LETTER OF THE TRIUMVIRS TO MONSIEUR LESSEPS.

"May 25, 1849.

"We have had the honor, Monsieur, to furnish you, in our note of the 16th, with some information as to the unanimous consent which was given to the formation of the government of the Roman Republic. We to-day would speak to you of the actual question, such as it is debated in fact, if not by right, between the French government and ours. You will allow us to do it with the frankness demanded by the urgency of the situation, as well as the sympathy which ought to govern all relations between France and Italy. Our diplomacy is the truth, and the character given to your mission is a guaranty that the best possible interpretation will be given to what we shall say to you.

"With your permission, we return for an instant to the cause of the present situation of affairs.

"In consequence of conferences and arrangements which took place without the government of the Roman Republic ever being called on to take part, it was some time since decided by the Catholic Powers,—1st. That a modification should take place in the government and institutions of the Roman States; 2d. That this modification should have for basis the return of Pius IX., not as Pope, for to that no obstacle is interposed by us, but as temporal sovereign; 3d. That if, to attain that aim, a continuous intervention was judged necessary, that intervention should take place.

"We are willing to admit, that while for some of the contracting governments the only motive was the hope of a general restoration and absolute return to the treaties of 1815, the French government was drawn into this agreement only in consequence of erroneous information, tending systematically to depict the Roman States as given up to anarchy and governed by terror exercised in the name of an audacious minority. We know also, that, in the modification proposed, the French government intended to represent an influence more or less liberal, opposed to the absolutist programme of Austria and of Naples. It does none the less remain true, that under the Apostolic or constitutional form, with or without liberal guaranties to the Roman people, the dominant thought in all the negotiations to which we allude has been some sort of return toward the past, a compromise between the Roman people and Pius IX. considered as temporal prince.

"We cannot dissemble to ourselves, Monsieur, that the French expedition has been planned and executed under the inspiration of this thought. Its object was, on one side, to throw the sword of France into the balance of negotiations which were to be opened at Rome; on the other, to guarantee the Roman people from the excess of retrograde, but always on condition that it should submit to constitutional monarchy in favor of the Holy Father. This is assured to us partly from information which we believe we possess as to the concert with Austria; from the proclamations of General Oudinot; from the formal declarations made by successive envoys to the Triumvirate; from the silence obstinately maintained whenever we have sought to approach the political question and obtain a formal declaration of the fact proved in our note of the 16th, that the institutions by which the Roman people are governed at this time are the free and spontaneous expression of the wish of the people inviolable when legally ascertained. For the rest, the vote of the French Assembly sustains implicitly the fact that we affirm.
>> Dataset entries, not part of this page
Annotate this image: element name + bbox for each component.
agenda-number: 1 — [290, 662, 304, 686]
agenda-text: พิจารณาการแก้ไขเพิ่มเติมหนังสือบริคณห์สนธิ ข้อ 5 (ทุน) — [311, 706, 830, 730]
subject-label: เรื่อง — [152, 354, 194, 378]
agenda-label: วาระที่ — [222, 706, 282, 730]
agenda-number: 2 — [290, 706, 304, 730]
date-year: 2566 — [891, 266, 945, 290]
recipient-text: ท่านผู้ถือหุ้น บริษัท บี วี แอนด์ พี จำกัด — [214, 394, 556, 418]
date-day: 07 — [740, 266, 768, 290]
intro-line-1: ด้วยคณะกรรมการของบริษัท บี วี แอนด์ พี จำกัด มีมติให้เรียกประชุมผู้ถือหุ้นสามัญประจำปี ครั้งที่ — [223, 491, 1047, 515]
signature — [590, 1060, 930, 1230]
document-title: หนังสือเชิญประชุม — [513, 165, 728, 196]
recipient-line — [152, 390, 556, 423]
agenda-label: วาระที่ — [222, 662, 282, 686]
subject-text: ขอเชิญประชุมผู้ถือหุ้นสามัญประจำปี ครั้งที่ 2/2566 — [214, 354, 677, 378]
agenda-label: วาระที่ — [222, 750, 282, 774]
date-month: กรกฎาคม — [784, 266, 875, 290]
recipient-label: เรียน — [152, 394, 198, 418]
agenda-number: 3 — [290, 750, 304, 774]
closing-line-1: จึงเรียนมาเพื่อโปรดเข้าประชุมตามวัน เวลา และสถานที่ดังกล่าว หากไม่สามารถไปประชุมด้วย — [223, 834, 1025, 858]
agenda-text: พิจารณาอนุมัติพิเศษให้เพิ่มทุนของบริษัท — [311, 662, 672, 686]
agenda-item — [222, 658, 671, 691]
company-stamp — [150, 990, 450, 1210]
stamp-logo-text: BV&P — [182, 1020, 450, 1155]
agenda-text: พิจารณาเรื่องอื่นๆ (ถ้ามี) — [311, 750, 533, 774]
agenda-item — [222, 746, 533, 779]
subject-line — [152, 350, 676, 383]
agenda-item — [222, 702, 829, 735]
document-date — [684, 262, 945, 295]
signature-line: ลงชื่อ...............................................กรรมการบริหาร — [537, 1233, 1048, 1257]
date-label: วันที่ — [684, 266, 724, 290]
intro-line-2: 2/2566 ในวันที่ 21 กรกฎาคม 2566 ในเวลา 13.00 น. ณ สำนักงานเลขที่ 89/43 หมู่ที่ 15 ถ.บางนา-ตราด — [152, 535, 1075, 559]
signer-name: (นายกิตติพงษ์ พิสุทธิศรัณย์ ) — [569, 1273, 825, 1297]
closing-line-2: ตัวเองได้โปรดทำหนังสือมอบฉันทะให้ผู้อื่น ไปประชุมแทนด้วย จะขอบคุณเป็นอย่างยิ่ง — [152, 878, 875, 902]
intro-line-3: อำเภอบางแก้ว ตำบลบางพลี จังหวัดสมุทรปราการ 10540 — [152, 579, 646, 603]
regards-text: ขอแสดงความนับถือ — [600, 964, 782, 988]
"In such a situation, under the menace of an inadmissible compromise, and of negotiations which the state of our people no way provoked, our part, Monsieur, could not be doubtful. To resist,—we owed this to our country, to France, to all Europe. We ought, in fulfilment of a mandate loyally given, loyally accepted, maintain to our country the inviolability, so far as that was possible to us, of its territory, and of the institutions decreed by all the powers, by all the elements, of the state. We ought to conquer the time needed for appeal from France ill informed to France better informed, to save the sister republic the disgrace and the remorse which must be hers if, rashly led on by bad suggestions from without, she became, before she was aware, accomplice in an act of violence to which we can find no parallel without going back to the partition of Poland in 1772. We owed it to Europe to maintain, as far as we could, the fundamental principles of all international life, the independence of each people in all that concerns its internal administration. We say it without pride,—for if it is with enthusiasm that we resist the attempts of the Neapolitan monarchy and of Austria, our eternal enemy, it is with profound grief that we are ourselves constrained to contend with the arms of France,—we believe in following this line of conduct we have deserved well, not only of our country, but of all the people of Europe, even of France herself.

"We come to the actual question. You know, Monsieur, the events which have followed the French intervention. Our territory has been invaded by the king of Naples.

"Four thousand Spaniards were to embark on the 17th for invasion of this country. The Austrians, having surmounted the heroic resistance of Bologna, have advanced into Romagna, and are now marching on Ancona.